Folgen: Demoralisierung und Erschöpfung
Mitarbeiter fühlen sich in vielen Bereichen überfordert, bekommen aber kaum Anerkennung für ihre geleistete Arbeit. Zudem werden sie auch nicht immer leistungsgerecht belohnt. Zusammen mit Konflikten um Qualität und Sinn der Arbeit führt das, laut Studie, bei Arbeitnehmern zu einer gravierenden Demoralisierung und Erschöpfung.
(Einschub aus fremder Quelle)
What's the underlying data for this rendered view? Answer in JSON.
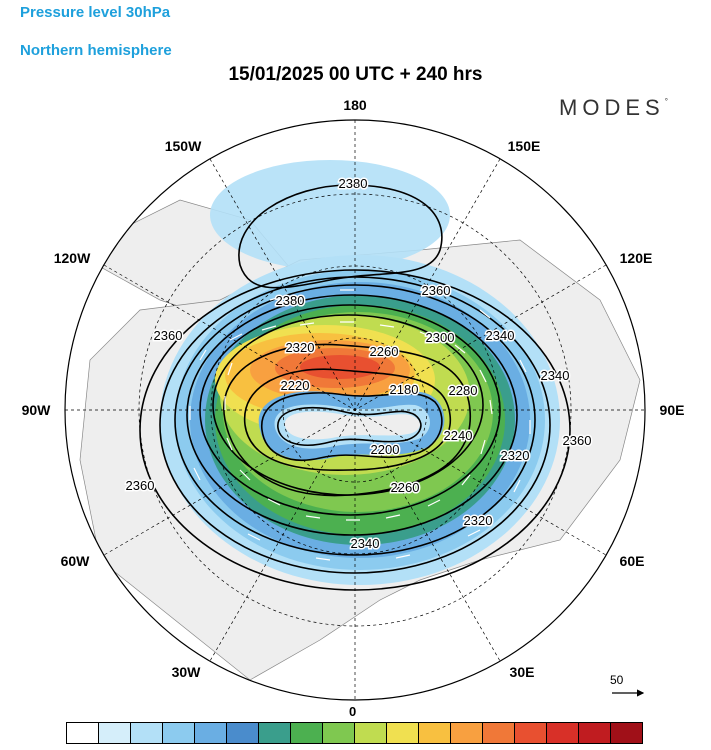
{
  "header": {
    "level": "Pressure level 30hPa",
    "hemisphere": "Northern hemisphere",
    "title": "15/01/2025  00 UTC  + 240 hrs",
    "logo": "MODES",
    "logo_mark": "°"
  },
  "longitude_labels": {
    "top": "180",
    "bottom": "0",
    "left": "90W",
    "right": "90E",
    "upper_left": "150W",
    "upper_right": "150E",
    "mid_upper_left": "120W",
    "mid_upper_right": "120E",
    "mid_lower_left": "60W",
    "mid_lower_right": "60E",
    "lower_left": "30W",
    "lower_right": "30E"
  },
  "contour_labels": [
    "2380",
    "2380",
    "2360",
    "2360",
    "2360",
    "2340",
    "2340",
    "2320",
    "2320",
    "2300",
    "2280",
    "2260",
    "2260",
    "2240",
    "2220",
    "2200",
    "2180",
    "2360",
    "2340",
    "2320"
  ],
  "wind_scale": {
    "value": "50"
  },
  "colorbar": {
    "colors": [
      "#ffffff",
      "#d5eefa",
      "#b3e0f7",
      "#8ccbef",
      "#6aaee3",
      "#4a8ccc",
      "#3a9e8c",
      "#4cb050",
      "#7fc850",
      "#c0dc50",
      "#f0e050",
      "#f8c040",
      "#f8a040",
      "#f07838",
      "#e85030",
      "#d83028",
      "#c01c20",
      "#a01018"
    ]
  },
  "colors": {
    "header_blue": "#1ea0dc",
    "land": "#eeeeee",
    "coast": "#888888"
  }
}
Negatives Betriebsklima kann außerdem dazu führen, dass Mitarbeiter Angst haben, psychische Belastungen gegenüber ihrem Vorgesetzten zur Sprache zu bringen. Über 60 Prozent der Befragten befanden, dass Führungskräfte nur unzureichend Halt und Orientierung bieten.
Was tun?
Folgende Strategien könnten Abhilfe schaffen, um die Arbeitsqualität und –gesundheit von Mitarbeitern zu verbessern:
- Führungskräfte sollten die geleistete Arbeit anerkennen und leistungsgerecht belohnen
- Vorgesetzte sollten belastungsreduzierende Hilfestellungen leisten
- eine gute Arbeitsatmosphäre sollte geschaffen werden
Voß fasst die Handlungsempfehlungen aus der Studie zusammen: "Wollen Arbeitgeber etwas gegen die Erschöpfung ihrer Belegschaften tun, dann können sie vor allem an folgenden Punkten ansetzen: Ein hoher Arbeitseinsatz sollte deutlich wertgeschätzt und Leistung gerecht belohnt werden. Außerdem braucht es ein Klima, in dem Vorgesetzte die Mitarbeiter vor Überlastungen und nicht zuletzt vor Selbstausbeutung schützen sowie dazu beitragen, dass Probleme angesprochen werden und sich Kollegen solidarisch verhalten".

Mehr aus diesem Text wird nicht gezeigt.